Indian Students Rethink Studying Abroad
Friday, 2026/06/26202 words3 minutes1745 reads
India's position as the world's leading source of international students—surpassing China with over 1.2 million enrolled abroad in 2025—is facing unprecedented challenges. A confluence of economic pressures, restrictive immigration policies, and deteriorating job markets in traditional destination countries is forcing middle-class Indian families to fundamentally reassess the value proposition of overseas education.
The rupee's precipitous decline has been particularly devastating. Having depreciated between 35% and 47% against major currencies since 2019, the currency crisis has transformed what was already a significant financial commitment into an often insurmountable burden. Students already abroad face the additional challenge of refinancing loans to cover remaining tuition installments, while prospective students confront the reality that their carefully accumulated savings now purchase far less education than anticipated.
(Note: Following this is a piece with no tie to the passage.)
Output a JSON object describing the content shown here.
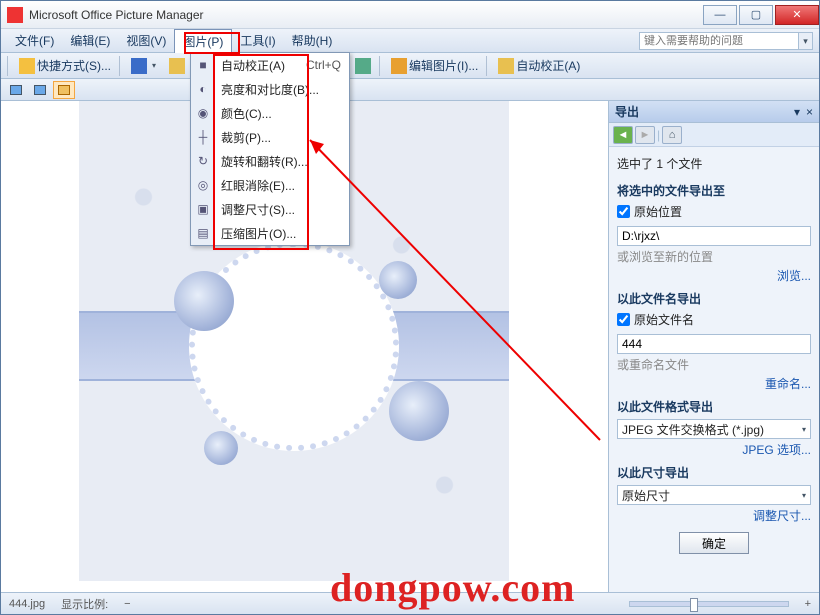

The consequences are already visible in enrollment data. UK and US institutions have experienced a 20% decline over two years, with projections suggesting further deterioration. Meanwhile, alternative destinations offering lower costs and more favorable post-study work pathways are gaining traction. As one expert noted, this represents a "perfect storm" where students, universities, local economies, and broader diplomatic interests all suffer—particularly for countries like the US, which risk undermining decades of investment in higher education as a form of influential soft power.